Brief description : The development of the communities of Semantic Web and Web Engineering have been interlacing frequently in the past twenty years. Many interesting approaches to practical issues of web engineering involving reasoning techniques have been succesful, as happened, for instance, in the linked data recent investigations. A specific attention has also been posed on the basic issues of porting the web onto the semantic era as related to the development of XML-embedded languages, in particular OWL, as recently approached in many different applicative contexts.

Another community of research has deeply investigated the domain of web as related to reasoning, in a much more general way, and it is generally recognized as the reasoning web community. In this specific case, many studies have been dealing with problems related to change of knowledge, trustability and preference.

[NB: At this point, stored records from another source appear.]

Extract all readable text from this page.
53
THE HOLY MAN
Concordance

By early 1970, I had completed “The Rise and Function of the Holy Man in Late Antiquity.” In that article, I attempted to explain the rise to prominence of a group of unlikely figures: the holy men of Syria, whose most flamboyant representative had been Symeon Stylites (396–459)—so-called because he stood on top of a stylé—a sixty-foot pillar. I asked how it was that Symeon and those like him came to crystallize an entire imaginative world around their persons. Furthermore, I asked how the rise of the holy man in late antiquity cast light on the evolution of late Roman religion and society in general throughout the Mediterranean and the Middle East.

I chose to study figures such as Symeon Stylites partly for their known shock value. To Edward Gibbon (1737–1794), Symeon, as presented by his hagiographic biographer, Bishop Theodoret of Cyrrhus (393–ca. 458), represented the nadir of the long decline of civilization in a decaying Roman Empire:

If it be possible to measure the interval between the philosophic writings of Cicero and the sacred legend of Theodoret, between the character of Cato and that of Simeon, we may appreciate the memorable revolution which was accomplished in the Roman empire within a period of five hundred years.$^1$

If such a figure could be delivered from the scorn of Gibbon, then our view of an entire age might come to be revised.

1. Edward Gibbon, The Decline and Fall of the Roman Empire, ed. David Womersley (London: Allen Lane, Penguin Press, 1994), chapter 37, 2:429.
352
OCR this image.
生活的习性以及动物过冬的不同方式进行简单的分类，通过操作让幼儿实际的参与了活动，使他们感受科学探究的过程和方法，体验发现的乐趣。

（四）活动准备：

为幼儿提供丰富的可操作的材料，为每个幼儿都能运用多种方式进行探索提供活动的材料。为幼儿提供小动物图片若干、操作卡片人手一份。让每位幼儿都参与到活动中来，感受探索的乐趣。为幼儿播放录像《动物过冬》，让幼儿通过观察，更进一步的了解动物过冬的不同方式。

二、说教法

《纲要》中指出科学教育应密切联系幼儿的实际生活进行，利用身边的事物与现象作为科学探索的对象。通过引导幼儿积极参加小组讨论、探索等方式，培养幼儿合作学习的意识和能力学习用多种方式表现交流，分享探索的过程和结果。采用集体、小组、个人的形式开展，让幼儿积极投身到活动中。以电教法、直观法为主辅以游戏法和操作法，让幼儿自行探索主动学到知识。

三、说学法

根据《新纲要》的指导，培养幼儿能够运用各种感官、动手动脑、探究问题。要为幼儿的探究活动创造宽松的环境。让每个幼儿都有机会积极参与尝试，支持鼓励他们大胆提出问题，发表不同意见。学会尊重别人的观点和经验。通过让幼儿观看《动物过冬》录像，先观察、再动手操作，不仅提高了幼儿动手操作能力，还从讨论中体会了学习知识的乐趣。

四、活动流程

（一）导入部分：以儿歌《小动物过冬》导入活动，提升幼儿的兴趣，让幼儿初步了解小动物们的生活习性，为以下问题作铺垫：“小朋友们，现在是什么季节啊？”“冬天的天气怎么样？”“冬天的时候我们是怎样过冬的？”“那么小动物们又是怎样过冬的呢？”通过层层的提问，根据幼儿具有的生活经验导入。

In many senses, a unifying semantics of the borders among the three communities (OWL-related studies, semantic web engineering, reasoning with web data) can be given by rule-based reasoning systems also known as nonmonotonic reasoning.

Although the basic knwoledge on the above mentioned issues is common in practitioners and researchers of the various areas of web engineering, it is also true that a significant number of scholars and professionals, especially in the early stage of their careers can have a valuable advantage from a neater and wider survey on the nonmonotonic methods as applied to the web. The tutorial will be articulated in three parts:
  1. A general introduction to nonmonotonic reasoning systems, with special care for the defeasible reasoning framework. This is introduced in a formal way, by specifying syntax of rules, priorities and defeaters, and the derivation methods based on proof tags, associated with specific derivation and conclusion inferential methods, with the corresponding associated equivalent of proof conditions.
  2. A survey on the applications of the above to four typical issues of web reasoning:
(a) Solving conflicts in definitions given within reliable sources of knowledge. The example reported is Wikipedia, we show how to determine and possibly solve existing conflicts in definitions;

(b) Constructing debunking methods based on external reliable knowledge. The example reported is The skeptical inquirer, a scientific-oriented dissemination periodical;

(c) Providing decisions about trust on a given individual based on external sources. We show how the theoretical framework named Public announcement logic works;

(d) Ontology alignement with external sources of knowledge. The discovery of conflicts and their resolution using Rogets thesaurus.

Rule-based reasoning on the semantic web. An introduction to translation techniques and the solution of opinions, generalization, typicalization and other mitigative expressions into lambda-expressions for the translation of natural language onto rule-based semantic systems.